Ukrainians are fleeing in droves. But they’re waiting more than 60 hours at the border
By Erin Burnett, James Frater, Scott McLean and Jeevan Ravindran, CNN
Ukrainians have been leaving the country in huge numbers following the Russian invasion that began on Thursday, but many are being forced to wait more than 60 hours in long queues to cross into neighboring Poland.
A CNN team on the ground joined the queue but only moved just under half a mile (0.8 kilometers) in 70 minutes, a rate that meant it would have taken them more than 60 hours to cross the border. Of course, the wait times can vary.
About 30 miles (48 kilometers) from the border, some Ukrainians got out of their cars and began a long walk to the village of Medyka in southeast Poland.
Among them, two young girls skipped along happily, blissfully unaware that they were about to embark on a 30-mile walk.

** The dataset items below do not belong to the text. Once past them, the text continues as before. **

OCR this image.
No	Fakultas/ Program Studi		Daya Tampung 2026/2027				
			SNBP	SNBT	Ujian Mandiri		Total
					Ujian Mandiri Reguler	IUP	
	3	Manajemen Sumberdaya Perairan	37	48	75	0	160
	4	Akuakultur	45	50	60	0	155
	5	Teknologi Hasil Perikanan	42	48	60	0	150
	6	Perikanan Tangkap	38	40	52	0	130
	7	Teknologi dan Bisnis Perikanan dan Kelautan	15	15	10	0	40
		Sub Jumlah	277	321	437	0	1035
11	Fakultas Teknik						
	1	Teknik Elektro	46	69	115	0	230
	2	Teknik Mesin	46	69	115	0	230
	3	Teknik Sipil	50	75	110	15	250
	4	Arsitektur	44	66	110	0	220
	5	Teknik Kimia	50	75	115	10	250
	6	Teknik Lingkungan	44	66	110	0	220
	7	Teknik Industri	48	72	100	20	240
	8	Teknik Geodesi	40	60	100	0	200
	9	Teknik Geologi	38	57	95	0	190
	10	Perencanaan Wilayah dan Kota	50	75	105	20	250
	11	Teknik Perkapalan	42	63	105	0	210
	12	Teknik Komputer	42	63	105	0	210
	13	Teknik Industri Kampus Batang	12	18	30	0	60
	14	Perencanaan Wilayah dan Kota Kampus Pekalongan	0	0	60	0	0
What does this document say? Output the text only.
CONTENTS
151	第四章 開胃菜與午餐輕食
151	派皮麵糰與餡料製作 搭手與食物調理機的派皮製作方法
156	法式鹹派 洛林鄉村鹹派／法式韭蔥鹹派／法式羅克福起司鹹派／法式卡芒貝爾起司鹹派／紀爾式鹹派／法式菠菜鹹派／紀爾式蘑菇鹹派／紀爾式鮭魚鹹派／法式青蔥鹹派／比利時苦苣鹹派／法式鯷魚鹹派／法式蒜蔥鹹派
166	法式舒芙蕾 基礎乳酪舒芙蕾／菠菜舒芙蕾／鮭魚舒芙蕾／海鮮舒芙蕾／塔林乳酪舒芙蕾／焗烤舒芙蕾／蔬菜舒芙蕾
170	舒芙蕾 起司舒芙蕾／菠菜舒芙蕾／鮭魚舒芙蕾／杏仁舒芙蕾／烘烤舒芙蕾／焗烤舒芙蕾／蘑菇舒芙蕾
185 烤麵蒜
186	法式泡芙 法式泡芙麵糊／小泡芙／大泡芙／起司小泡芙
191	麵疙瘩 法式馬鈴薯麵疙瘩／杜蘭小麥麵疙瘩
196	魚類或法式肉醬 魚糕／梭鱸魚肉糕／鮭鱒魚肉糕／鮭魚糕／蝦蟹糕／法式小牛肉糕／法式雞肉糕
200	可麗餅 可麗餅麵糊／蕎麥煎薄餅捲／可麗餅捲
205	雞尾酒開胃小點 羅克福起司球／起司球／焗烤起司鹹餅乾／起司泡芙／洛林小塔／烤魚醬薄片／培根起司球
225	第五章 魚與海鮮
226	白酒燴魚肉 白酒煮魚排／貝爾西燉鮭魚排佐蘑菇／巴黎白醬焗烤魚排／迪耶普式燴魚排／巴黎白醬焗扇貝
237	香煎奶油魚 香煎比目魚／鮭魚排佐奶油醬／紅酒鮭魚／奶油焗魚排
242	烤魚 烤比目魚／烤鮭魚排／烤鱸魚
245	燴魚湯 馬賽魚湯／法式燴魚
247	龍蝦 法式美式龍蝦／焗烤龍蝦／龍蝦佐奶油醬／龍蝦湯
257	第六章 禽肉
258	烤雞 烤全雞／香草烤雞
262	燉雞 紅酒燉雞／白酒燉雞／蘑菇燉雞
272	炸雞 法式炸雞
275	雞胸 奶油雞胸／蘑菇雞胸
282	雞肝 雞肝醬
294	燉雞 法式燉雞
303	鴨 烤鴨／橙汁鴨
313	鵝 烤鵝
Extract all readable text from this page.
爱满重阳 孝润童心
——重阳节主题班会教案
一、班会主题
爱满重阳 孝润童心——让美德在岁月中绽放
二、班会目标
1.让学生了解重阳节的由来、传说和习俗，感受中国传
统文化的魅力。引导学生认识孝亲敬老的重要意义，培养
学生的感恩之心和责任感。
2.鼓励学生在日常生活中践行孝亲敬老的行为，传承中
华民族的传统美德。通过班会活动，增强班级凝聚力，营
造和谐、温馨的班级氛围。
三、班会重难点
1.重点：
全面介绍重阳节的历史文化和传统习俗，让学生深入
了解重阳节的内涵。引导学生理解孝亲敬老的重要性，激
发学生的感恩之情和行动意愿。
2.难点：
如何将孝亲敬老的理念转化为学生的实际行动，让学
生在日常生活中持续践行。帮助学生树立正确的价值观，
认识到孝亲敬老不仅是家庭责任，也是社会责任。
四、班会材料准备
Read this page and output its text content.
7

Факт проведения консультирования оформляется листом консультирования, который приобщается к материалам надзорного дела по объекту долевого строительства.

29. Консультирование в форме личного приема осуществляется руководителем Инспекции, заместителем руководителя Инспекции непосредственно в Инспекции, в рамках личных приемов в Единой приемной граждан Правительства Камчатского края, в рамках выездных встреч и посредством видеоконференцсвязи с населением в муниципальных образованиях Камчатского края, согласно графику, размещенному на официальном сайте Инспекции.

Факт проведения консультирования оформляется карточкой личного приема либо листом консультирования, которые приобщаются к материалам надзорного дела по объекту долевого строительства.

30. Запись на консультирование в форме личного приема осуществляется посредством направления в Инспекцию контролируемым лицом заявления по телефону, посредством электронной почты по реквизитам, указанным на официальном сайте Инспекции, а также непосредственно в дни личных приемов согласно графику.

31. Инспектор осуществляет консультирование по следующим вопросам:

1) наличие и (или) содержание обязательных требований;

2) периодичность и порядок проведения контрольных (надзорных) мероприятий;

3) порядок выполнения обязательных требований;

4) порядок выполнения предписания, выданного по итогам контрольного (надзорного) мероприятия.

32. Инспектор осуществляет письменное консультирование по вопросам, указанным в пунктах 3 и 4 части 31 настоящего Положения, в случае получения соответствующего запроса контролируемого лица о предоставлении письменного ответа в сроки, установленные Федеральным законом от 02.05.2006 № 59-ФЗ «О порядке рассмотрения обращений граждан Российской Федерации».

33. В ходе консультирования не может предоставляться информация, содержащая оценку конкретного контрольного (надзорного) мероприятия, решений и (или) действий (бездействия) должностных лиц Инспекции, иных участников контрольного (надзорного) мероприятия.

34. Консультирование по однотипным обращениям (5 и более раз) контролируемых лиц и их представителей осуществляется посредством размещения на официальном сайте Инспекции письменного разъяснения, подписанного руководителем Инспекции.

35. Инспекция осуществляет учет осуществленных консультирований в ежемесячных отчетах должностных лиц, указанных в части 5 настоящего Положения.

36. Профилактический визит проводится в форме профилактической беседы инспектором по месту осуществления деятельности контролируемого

The Polish Border Guard tweeted on Saturday that 45,200 people had entered the country from Ukraine that day alone, as of 3 p.m. local time. More than 121,000 people had entered since the start of the invasion, the guard said.
“It’s nice to cross but also it’s very sad to leave my country in such despair,” one woman said after crossing into Medyka in the early hours of Saturday. She said she had taken some belongings of sentimental value from her flat in Kyiv “just to remember it if anything happens.”
On the M13 highway toward another point along the border, CNN’s team encountered at least five checkpoints set up at entrances to the towns they passed through.
Concrete chicanes, or serpentine curves, had been put in place to slow traffic, and next to newly installed concrete barriers at some checkpoints, piles of tires were being gathered with the intention of setting them alight and rolling them into the road in the case of Russian forces trying to enter the towns.
On Saturday, the United Nations Deputy High Commissioner for Refugees, Kelly Clements, told CNN’s Michael Holmes that more than 120,000 people had left the country and 850,000 were internally displaced.
“We would say that up to 4 million people could actually cross borders, if things continue to deteriorate, which they have until now,” Holmes added, saying Ukrainians were having to make “life or death” decisions.
CNN’s team said the Ukrainians walking to the border were largely women and children, and were “resigned” to the journey, having accepted it as “the only option they had.”
Men between the ages of 18 and 60 are not permitted to leave the country, after Ukrainian President Volodymyr Zelensky imposed martial law in the aftermath of the Russian invasion.
At a gas station not far from the border, CNN spoke to a woman who had waited “days” to cross into Poland with her husband and two young children but was now going back home to the Ukrainian city of Lviv.
The family had tried to make the journey together, and were in the queue to leave when martial law was imposed. As the woman’s husband had a permit to work in Poland, they attempted the crossing — but her husband was turned away. Faced with the choice to split up or stay together, they decided to remain in Ukraine as a family.
However, men who are non-Ukrainian nationals are allowed to leave and have been seen waiting to cross at the border or at the train station among crowds largely composed of women and children. Many are students or hospitality and service workers.
Some Ukrainian men have had better luck than others, convincing border guards to allow them to leave. Sergei Zalankov was one of them, and left on a train to the Polish town of Przemysl with his wife and children.
“Most people, they just didn’t have the tickets. So they just stormed the train… I mean, it was almost like a stampede,” Zalankov told CNN. “People were trying to get inside no matter what.”
At the train station, volunteers handed out food and linked up people with places to stay, including guest homes and a school gymnasium. People bundled up and tried to stay warm, and children slept on cots in the hallway. Several people held up signs offering new arrivals rides to various locations around Poland.
“It was chaos, it was a lot of people pushing around,” Zalankov said of the train, saying nobody was checking tickets. “But I mean, people run to escape. People run for their lives, so I don’t blame them.”